People often can not comprehend what poor desperate people will do. That is until their circumstances are the same as the poor and desperate. Then they themselves become cannibals. We judge so easily. Maybe if we were in the same circumstances we would act differently. I certainly hope so.
thanks for input, pesqueira.
i wish in knew more of the story behind the 94-year-old pot smuggler to better understand it – or understand it at all.
you bring up a good point.
i would not, however, generally say any punishment should be more lenient just because people are desperate.
i would not, however, generally say any punishment should be more lenient just because people are desperate.
Then you have nothing to worry about under our current system, where the richer you are the more lenient the “punishment”.
ha!
oj simpson.
It depends upon whether you view law as providing “justice” and “punishment”, or whether, as I do, you don’t believe that “punishment” makes us safer and rehabilitation and protection of the public should be our goal.
I have to agree with Tip here. I don’t know where grannie fits into the whole tamale, but dispassionate reason would say that rehabilitation and protecting the public should be the ultimate aims of the penal system. But, some crimes in particular and fear of crime in general does tend to outrage and offend the public, leading to an emotional response that politicians are quick to pick up on and exploit.
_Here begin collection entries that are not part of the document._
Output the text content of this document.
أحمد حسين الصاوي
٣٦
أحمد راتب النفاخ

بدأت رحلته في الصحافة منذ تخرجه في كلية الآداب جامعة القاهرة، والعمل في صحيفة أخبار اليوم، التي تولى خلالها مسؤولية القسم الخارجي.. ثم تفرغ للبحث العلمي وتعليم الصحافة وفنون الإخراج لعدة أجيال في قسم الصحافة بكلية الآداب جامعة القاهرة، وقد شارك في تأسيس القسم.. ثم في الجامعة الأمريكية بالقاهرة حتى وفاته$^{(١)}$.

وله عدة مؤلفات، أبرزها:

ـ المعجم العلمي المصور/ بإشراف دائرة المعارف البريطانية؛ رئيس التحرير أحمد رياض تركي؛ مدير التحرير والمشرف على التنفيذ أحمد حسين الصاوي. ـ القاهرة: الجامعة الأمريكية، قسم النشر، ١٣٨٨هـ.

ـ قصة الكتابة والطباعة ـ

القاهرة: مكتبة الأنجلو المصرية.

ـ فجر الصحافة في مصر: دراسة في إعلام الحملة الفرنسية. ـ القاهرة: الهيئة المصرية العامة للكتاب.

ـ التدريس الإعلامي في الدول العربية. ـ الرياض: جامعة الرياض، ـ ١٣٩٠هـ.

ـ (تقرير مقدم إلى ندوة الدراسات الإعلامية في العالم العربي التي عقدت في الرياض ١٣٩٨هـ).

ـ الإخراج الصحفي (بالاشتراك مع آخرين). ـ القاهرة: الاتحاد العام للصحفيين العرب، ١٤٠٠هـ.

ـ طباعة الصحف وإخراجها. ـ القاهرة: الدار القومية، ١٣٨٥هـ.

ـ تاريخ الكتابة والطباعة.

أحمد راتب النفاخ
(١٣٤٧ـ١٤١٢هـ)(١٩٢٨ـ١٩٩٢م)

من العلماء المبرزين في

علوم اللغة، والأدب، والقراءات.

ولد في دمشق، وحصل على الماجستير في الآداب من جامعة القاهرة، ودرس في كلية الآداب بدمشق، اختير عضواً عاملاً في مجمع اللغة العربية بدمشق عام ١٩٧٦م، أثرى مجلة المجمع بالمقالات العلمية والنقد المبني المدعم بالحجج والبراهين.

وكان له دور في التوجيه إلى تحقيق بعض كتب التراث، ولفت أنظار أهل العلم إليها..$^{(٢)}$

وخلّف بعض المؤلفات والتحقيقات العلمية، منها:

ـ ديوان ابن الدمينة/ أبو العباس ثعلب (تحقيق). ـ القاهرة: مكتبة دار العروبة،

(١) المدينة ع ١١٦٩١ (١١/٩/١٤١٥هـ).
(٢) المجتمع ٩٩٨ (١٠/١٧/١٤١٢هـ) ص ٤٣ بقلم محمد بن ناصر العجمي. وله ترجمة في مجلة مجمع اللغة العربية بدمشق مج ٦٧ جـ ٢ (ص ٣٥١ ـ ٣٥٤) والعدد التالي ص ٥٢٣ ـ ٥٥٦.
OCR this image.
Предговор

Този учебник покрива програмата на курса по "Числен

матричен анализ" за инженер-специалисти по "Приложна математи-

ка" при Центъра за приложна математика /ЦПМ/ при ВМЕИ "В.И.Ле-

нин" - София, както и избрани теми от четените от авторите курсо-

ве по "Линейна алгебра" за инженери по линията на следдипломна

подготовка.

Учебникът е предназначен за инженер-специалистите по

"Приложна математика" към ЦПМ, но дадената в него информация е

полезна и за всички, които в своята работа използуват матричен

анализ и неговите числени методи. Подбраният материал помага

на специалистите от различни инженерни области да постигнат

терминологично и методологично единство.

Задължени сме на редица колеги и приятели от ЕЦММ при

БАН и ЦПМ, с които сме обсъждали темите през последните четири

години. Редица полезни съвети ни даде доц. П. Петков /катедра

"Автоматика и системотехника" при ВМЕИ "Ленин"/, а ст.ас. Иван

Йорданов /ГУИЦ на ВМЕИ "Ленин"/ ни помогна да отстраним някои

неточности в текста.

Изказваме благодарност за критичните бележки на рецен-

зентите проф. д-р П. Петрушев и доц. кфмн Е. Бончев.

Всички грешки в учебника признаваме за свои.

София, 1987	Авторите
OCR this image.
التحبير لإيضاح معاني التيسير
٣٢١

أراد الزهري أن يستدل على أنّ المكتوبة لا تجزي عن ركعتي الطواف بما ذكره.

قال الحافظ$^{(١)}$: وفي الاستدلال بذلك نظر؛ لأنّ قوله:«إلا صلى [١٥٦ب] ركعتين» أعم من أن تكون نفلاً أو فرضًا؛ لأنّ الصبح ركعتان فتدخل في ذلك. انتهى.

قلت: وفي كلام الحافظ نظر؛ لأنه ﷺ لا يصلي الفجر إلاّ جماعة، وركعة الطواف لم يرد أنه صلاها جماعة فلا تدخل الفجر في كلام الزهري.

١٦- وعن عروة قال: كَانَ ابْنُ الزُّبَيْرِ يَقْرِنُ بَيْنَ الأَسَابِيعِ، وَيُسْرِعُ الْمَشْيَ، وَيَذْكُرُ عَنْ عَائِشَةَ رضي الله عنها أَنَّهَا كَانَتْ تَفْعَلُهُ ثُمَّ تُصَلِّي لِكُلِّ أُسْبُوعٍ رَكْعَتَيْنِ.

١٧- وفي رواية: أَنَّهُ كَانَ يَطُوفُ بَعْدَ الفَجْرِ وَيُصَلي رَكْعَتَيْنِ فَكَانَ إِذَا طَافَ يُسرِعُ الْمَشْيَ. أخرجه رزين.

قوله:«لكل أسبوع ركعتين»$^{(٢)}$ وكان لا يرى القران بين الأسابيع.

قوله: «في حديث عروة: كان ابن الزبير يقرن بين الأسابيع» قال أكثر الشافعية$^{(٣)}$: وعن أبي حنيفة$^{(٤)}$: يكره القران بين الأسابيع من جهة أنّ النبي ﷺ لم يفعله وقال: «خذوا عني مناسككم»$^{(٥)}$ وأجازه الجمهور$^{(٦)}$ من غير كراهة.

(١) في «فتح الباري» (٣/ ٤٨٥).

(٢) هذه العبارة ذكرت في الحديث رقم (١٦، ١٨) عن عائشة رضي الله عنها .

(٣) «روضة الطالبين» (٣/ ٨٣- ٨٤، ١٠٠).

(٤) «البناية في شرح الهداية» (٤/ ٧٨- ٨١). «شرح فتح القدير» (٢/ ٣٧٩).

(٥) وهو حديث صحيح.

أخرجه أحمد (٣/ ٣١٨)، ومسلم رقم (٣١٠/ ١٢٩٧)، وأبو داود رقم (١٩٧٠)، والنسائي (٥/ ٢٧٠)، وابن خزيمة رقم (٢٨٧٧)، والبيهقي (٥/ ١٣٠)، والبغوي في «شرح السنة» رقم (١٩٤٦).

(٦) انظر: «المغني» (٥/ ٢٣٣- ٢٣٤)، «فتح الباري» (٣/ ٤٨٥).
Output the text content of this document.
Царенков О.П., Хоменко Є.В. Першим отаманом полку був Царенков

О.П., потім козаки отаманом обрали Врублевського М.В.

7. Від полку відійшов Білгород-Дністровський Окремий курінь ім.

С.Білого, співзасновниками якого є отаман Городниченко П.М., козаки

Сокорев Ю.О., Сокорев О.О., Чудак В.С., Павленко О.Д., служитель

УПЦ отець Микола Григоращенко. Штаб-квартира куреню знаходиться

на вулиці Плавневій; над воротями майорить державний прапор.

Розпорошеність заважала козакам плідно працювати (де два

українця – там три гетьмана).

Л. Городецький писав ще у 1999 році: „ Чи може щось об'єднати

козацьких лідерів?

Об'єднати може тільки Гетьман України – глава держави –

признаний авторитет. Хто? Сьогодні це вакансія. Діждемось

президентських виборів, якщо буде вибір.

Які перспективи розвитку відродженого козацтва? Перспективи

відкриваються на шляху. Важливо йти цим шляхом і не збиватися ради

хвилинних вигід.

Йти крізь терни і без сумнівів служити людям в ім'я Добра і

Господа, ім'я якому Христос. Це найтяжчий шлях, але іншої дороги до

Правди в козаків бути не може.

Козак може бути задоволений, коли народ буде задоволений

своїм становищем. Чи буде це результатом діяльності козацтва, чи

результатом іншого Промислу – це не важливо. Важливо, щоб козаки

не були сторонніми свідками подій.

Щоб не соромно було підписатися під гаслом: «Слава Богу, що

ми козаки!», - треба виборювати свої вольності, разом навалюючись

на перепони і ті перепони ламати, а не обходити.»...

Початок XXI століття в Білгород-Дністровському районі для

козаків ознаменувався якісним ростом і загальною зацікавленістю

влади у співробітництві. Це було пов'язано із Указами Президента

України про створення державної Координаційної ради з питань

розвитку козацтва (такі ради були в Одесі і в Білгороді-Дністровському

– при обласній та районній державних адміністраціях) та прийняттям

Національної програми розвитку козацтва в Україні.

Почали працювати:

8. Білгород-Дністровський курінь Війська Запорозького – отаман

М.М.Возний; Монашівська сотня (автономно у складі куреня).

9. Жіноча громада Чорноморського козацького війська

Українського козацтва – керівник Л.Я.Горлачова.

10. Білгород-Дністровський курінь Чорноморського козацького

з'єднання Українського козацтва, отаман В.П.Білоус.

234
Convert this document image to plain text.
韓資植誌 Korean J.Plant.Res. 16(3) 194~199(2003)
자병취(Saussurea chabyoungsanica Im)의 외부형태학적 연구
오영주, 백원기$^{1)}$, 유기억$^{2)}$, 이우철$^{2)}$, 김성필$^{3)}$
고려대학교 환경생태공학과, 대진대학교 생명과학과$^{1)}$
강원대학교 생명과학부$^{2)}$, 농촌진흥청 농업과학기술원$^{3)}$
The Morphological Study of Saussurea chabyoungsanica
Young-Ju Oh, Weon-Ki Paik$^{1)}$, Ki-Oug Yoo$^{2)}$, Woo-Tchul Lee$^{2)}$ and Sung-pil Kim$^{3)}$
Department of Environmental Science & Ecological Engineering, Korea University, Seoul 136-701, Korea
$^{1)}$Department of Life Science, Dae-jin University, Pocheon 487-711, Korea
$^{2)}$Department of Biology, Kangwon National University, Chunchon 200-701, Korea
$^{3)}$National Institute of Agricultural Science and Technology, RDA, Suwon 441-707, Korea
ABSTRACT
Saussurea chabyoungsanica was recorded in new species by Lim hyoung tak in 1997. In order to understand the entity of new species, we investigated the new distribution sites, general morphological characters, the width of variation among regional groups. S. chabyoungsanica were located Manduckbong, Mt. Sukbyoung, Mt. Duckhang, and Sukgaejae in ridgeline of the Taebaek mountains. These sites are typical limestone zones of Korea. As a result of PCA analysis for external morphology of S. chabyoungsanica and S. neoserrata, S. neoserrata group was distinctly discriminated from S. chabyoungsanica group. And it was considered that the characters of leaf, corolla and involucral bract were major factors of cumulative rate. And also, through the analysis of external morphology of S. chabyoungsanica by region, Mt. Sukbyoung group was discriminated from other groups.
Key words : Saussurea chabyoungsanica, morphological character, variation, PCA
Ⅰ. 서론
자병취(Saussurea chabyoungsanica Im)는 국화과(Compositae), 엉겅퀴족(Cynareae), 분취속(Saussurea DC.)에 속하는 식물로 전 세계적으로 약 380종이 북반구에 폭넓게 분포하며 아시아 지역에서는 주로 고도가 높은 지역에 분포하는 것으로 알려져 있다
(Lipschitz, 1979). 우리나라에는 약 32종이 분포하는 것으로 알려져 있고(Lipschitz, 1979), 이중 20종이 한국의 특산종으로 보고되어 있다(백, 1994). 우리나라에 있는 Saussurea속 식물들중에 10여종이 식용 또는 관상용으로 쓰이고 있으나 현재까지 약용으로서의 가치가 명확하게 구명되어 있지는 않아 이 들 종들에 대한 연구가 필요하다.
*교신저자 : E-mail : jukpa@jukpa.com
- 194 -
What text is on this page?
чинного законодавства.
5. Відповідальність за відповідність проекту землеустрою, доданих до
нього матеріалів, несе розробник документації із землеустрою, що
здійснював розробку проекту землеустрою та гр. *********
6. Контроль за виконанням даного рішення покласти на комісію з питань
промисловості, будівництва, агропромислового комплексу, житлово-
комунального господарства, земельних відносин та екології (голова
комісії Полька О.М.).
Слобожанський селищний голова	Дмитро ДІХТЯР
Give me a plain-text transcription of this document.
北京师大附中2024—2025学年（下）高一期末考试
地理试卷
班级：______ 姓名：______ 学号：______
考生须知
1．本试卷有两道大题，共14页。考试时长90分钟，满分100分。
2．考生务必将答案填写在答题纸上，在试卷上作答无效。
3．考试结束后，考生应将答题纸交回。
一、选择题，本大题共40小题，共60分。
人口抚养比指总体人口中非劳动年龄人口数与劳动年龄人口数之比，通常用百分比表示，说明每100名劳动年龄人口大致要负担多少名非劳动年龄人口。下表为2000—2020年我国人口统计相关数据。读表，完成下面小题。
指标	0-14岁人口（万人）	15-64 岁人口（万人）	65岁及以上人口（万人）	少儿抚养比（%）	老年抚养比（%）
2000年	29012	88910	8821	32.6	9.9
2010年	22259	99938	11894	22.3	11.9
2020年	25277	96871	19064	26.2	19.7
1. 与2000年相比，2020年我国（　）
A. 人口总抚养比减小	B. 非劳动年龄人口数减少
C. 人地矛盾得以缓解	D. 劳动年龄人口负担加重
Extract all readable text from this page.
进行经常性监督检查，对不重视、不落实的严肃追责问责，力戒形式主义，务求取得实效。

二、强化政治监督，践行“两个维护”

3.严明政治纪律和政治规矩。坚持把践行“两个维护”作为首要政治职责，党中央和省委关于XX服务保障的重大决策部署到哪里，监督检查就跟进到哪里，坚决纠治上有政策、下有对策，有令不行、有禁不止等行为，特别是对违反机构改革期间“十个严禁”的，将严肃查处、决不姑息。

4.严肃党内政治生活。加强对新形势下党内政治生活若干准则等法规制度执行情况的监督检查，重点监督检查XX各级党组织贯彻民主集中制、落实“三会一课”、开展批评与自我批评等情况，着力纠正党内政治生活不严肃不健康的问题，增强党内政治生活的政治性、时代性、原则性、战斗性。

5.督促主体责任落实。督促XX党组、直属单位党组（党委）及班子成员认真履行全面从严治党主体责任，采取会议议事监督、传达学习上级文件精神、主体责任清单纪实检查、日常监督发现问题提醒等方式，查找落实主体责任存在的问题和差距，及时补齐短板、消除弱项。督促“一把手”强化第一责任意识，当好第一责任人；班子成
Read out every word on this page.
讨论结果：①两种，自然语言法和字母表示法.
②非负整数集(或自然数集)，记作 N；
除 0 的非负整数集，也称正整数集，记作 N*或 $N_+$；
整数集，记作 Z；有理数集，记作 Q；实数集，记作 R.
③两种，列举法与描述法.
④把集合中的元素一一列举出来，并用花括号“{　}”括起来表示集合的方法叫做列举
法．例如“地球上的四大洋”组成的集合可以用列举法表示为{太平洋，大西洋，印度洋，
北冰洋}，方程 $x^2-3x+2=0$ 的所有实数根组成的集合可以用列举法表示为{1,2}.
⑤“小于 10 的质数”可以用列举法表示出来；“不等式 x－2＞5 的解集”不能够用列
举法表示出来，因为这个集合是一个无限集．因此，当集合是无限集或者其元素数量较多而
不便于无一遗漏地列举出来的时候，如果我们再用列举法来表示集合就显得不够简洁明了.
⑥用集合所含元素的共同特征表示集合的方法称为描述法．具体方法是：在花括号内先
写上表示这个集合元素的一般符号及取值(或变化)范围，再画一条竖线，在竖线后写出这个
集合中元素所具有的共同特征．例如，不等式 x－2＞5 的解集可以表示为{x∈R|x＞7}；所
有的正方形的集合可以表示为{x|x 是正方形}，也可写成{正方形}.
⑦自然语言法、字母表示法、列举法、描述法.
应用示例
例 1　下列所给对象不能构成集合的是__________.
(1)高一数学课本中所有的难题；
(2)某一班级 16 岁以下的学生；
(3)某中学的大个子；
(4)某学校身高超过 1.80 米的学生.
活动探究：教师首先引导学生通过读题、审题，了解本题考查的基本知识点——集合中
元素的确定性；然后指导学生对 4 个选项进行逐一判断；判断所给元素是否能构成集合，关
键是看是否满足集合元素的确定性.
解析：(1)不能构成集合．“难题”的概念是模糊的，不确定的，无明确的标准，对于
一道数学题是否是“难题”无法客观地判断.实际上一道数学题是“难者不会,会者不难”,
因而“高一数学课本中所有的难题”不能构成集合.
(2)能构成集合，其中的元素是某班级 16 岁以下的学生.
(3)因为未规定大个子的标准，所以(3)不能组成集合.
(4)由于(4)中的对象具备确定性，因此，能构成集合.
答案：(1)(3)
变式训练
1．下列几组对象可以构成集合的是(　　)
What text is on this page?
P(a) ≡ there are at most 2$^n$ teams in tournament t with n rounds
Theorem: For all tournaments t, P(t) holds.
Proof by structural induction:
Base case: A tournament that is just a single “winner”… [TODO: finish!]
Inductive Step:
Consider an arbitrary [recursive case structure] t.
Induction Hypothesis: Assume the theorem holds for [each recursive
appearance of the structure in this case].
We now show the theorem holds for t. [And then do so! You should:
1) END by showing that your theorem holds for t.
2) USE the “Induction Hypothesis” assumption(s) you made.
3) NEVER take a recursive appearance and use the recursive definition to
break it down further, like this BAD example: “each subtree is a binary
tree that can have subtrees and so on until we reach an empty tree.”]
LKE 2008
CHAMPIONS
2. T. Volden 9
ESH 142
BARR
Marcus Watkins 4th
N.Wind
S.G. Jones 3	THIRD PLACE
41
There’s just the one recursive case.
Don’t get me wrong – I think an emotional response to a heinous crime is natural. I just don’t think that emotion is the key to the answer to societal problems.
BTW – why are especially nasty crimes usually “heinous” in the same way that a surgery with a poor outcome is “botched”?
love your btw note, lefty – good question!
agree emotional reaction is no way a good way to go about dispensing justice – but it sure feels good for about five minutes at least – hahah
I think that now that granny is off the streets we can all sleep a lttle sounder tonight.One in one hundred Americans are in prison,and one in thirty are in jail or somekind of probation.either America has the most evil people on the face of the earth,or we have one screwed up judicial system.America is the only country that executes it’s own citizens.The only other countries that do.are the ones we detest.exe..Iran ,N.Korea,China.We spend an estimated $35,000.00 a year per inmate in prison.Prison is a place where violent criminals that are a threat to society should go.However they should have rehabilatation so that when they do get out,they can be productive members of society.We should allso treat them as such,for they have paid their debt to society,and should be treated just like everyone else.They shouldn’t have to pay for their crime for the rest of their lives.Non violent criminalls should be given fines,community service,probation,work release,but save the cells for the violent ones.